NSA am Wochenende: Heartbleed war seit Jahren bekannt

Die NSA soll den „Heartbleed“-Bug in OpenSSL bereits seit zwei Jahren gekannt und ausgenutzt haben, das berichtete am Freitag die Nachrichtenagentur Bloomberg.  „Heartbleed“ hatte in der letzten Woche viele verunsichert, da der Fehler es ermöglicht hatte, Passwörter und andere sensible Informationen aus Servern auszulesen. Nachdem am Anfang wild spekuliert wurde, ob der Fehler bewusst von Geheimdiensten als Backdoor eingepflanzt wurde, hatte sich dieser Verdacht nicht weiter bestätigt. Zum einen aufgrund der Art des Fehlers, der sich mehr als eine Unachtsamkeit entpuppte, die kurz nach dem Jahreswechsel 2012 Eingang in den Code fand und die nicht besonders gut getarnt gewesen ist als auch aufgrund eines Interviews des deutschen Entwicklers mit dem Sydney Morning Herald, innerhalb dessen er das Entstehen des Fehlers aufgrund einer unterbliebenen Zahlenbereichsprüfung erklärt.

Aber dass die NSA den Code nicht selbst sabotiert hat, heißt noch lange nicht, dass sie nicht trotzdem davon profitieren kann. Und dass die NSA Fehler in Software findet, ist Teil ihrer Aufgabe, wobei sie jedoch offiziellerweise dazu angehalten ist, auf diese Fehler hinzuweisen, um Software und die Welt ein Stückchen sicherer zu machen. Die Öffentlichkeitsbeauftragte der NSA Caitlin Hayden kommentierte gegenüber Bloomberg:

This administration takes seriously its responsibility to help maintain an open, interoperable, secure and reliable Internet. […] Unless there is a clear national security or law enforcement need, this process is biased toward responsibly disclosing such vulnerabilities.

Dementsprechend bestreitet der Geheimdienst, von der Sicherheitslücke gewusst zu haben. Ein Insider, auf den Bloomberg sich beruft, behauptet jedoch, der Bug sei bereits kurz nach seiner Veröffentlichung erkannt worden und ins Standardrepertoire für Spähangriffen aufgenommen worden.

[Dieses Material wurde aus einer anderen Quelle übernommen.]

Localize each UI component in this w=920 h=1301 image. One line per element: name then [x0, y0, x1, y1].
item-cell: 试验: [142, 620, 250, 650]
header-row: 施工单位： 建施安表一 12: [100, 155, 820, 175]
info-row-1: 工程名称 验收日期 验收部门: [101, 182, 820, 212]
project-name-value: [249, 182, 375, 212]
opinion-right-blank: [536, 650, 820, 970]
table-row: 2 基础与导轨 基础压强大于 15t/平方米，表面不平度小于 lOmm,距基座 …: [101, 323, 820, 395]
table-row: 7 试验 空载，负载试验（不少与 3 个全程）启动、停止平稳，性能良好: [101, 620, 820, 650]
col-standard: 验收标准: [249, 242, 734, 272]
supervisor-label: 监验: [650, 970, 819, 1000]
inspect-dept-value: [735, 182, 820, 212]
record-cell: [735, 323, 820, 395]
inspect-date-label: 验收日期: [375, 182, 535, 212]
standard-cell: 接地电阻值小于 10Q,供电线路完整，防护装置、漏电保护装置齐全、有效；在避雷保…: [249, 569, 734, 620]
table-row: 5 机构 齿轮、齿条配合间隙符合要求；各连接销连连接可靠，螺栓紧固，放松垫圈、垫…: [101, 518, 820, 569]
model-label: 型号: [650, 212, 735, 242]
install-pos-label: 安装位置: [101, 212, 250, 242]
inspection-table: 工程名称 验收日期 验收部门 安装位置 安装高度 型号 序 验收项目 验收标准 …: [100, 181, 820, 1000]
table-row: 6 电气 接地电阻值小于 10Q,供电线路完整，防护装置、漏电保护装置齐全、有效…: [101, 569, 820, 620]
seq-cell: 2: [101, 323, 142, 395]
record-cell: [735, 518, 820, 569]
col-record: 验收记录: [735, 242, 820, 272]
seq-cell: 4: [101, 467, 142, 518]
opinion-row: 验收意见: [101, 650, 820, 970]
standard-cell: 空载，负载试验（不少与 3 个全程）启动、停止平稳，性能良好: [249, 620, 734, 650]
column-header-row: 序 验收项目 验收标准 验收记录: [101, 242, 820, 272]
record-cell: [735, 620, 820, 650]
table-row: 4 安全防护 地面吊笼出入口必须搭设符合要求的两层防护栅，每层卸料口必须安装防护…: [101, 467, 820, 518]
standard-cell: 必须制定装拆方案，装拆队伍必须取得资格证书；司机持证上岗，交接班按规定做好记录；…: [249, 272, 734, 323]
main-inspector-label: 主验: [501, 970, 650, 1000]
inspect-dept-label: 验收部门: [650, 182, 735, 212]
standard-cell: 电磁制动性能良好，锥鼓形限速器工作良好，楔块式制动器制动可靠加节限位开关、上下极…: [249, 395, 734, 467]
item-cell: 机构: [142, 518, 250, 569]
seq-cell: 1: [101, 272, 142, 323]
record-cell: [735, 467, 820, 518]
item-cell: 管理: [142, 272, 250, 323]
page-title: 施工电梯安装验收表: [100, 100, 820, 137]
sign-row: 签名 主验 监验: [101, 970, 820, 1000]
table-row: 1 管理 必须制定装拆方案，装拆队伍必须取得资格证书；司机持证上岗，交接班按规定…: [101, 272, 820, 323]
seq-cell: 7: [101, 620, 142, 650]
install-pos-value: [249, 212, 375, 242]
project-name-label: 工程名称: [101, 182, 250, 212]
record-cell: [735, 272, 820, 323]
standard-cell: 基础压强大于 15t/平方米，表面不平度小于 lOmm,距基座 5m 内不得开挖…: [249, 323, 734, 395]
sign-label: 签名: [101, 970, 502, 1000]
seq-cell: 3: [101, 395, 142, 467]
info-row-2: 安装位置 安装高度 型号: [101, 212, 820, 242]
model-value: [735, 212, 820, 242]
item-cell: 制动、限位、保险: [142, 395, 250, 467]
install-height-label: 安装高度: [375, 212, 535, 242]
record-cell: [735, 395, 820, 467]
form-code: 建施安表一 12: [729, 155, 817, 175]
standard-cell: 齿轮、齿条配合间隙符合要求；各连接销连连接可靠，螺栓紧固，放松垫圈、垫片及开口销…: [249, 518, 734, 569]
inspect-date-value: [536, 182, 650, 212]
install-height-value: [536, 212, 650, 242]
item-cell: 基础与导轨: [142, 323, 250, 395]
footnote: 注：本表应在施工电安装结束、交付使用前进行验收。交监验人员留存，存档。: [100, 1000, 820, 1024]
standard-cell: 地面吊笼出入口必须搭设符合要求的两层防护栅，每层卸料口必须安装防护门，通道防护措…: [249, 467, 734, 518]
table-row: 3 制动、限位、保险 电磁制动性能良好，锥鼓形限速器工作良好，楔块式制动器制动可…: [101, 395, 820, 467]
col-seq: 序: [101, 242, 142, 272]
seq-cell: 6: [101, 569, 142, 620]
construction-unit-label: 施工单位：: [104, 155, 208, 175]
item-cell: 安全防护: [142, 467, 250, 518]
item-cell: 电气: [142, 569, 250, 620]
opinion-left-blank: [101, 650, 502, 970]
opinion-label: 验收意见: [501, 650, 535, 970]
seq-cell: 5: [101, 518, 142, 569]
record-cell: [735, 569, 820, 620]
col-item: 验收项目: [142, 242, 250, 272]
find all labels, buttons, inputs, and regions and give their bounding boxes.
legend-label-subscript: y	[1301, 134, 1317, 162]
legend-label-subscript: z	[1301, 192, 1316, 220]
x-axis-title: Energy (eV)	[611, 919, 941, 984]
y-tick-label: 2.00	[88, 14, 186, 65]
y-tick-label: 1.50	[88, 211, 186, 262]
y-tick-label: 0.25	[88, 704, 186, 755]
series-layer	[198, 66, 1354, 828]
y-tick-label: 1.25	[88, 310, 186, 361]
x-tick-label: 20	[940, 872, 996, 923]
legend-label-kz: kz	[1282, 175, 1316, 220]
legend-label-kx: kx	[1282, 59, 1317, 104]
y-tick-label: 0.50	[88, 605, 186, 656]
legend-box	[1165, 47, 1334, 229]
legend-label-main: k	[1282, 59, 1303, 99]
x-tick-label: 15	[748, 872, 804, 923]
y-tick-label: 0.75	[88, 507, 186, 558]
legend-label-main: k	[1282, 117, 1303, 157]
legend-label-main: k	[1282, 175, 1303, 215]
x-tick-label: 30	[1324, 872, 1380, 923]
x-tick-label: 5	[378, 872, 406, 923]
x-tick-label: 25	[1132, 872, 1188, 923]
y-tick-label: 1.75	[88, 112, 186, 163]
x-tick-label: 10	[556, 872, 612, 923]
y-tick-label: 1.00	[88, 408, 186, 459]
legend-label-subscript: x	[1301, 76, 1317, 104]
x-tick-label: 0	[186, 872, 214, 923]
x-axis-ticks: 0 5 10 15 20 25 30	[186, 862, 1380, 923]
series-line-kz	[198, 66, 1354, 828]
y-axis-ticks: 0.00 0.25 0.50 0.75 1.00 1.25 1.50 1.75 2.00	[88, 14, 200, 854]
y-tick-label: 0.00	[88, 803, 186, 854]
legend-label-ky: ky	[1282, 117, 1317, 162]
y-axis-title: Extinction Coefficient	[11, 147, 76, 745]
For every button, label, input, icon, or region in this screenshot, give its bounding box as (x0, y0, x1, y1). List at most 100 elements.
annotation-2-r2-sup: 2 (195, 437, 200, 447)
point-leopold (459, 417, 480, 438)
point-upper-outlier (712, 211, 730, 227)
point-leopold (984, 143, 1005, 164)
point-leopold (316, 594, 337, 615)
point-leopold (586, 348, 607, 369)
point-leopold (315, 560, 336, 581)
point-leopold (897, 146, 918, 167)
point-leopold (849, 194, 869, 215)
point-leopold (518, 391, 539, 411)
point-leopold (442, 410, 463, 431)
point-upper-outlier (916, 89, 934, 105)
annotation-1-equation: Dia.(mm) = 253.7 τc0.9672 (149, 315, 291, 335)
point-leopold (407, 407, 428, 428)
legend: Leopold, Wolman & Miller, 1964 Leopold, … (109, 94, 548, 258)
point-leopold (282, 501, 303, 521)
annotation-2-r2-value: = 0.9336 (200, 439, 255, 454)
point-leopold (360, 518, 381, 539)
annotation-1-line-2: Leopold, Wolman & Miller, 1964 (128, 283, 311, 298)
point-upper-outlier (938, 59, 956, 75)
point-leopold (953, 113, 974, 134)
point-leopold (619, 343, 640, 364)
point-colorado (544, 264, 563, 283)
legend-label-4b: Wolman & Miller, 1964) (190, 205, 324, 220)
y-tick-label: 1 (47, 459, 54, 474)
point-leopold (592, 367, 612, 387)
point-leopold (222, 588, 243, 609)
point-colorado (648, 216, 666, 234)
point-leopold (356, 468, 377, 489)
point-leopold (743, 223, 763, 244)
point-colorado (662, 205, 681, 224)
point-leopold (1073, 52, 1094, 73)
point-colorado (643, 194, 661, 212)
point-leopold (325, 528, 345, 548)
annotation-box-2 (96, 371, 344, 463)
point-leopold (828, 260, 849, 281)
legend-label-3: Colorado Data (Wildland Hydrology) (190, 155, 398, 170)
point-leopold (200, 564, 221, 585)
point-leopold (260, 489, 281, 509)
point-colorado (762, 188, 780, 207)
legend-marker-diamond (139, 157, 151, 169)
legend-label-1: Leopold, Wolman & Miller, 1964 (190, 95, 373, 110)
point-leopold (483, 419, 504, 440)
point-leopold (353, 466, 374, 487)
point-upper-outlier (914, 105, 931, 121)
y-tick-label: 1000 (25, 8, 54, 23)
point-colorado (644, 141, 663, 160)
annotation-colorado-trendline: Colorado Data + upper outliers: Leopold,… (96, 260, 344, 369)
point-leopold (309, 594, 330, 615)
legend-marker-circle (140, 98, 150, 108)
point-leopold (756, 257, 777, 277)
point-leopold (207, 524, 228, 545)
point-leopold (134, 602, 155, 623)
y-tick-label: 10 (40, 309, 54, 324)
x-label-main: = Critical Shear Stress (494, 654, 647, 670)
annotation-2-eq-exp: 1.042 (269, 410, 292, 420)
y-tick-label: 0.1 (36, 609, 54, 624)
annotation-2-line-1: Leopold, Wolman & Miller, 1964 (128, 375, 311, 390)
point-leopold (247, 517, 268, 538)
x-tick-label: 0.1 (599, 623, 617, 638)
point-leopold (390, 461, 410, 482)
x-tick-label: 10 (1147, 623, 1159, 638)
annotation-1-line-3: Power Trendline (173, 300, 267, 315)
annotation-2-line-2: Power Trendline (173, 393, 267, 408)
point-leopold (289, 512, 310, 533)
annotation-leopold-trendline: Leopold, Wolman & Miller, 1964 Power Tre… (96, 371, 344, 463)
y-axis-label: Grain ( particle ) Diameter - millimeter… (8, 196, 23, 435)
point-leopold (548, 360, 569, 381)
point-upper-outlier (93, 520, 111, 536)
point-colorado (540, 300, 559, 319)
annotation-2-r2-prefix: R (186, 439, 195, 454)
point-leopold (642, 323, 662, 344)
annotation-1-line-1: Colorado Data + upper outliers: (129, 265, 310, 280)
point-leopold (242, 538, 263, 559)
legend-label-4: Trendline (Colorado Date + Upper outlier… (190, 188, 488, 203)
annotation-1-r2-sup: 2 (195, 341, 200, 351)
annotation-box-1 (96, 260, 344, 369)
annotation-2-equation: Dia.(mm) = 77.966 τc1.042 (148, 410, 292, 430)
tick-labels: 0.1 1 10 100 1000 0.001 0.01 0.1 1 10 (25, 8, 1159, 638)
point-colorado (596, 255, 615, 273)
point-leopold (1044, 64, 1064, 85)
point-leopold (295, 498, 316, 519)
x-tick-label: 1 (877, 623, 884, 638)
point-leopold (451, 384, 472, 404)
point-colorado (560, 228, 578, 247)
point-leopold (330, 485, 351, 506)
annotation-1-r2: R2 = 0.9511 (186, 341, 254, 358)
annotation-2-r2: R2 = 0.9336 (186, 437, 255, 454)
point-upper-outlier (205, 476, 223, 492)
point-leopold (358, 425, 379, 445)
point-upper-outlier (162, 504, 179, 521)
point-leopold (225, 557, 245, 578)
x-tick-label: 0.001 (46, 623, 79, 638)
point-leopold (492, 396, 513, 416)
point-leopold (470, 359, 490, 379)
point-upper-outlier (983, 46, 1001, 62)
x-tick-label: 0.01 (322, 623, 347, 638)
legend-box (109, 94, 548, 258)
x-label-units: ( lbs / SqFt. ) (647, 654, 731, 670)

Kein Wunder, denn die Verbreitung von OpenSSL ist immens und umfasst einen Großteil der hochfrequentierten, aktiven Server des Netzes. Außerdem war die NSA bereits Ende Dezember wegen der Ausnutzung von Sicherheitslücken in Kritik geraten, als auf dem 30C3 ein „Katalog“ der NSA mit Angeboten für Backdoors und Exploits veröffentlicht wurde.

Am Fall „Heartbleed“ wird ein Problem deutlich, an dem Open Source Software leidet. Der Vorteil, dass Sicherheitslücken und Backdoors erkannt werden können, wenn viele berechtigt sind, Code zu begutachten und zu verändern, ist unbestreitbar. Und natürlich ist es allemal besser als proprietäre Anwendungen, da zumindest die Chance besteht. Aber der Vorteil erscheint beinahe nichtig im Angesicht eines Gegners, der eine schiere Überzahl an Angestellten darauf ansetzen kann, Sicherheitslücken mit professionellen Werkzeugen aufzuspüren. In offener Software als auch in geschlossener, denn wir dürfen davon ausgehen, dass den Geheimdiensten auch weite Teile proprietären Codes zur Verfügung stehen. Die Logik gebietet es, dass sie dadurch immer mehrere Jahre im Vorteil sein werden, was das Aufspüren von Fehlern angeht.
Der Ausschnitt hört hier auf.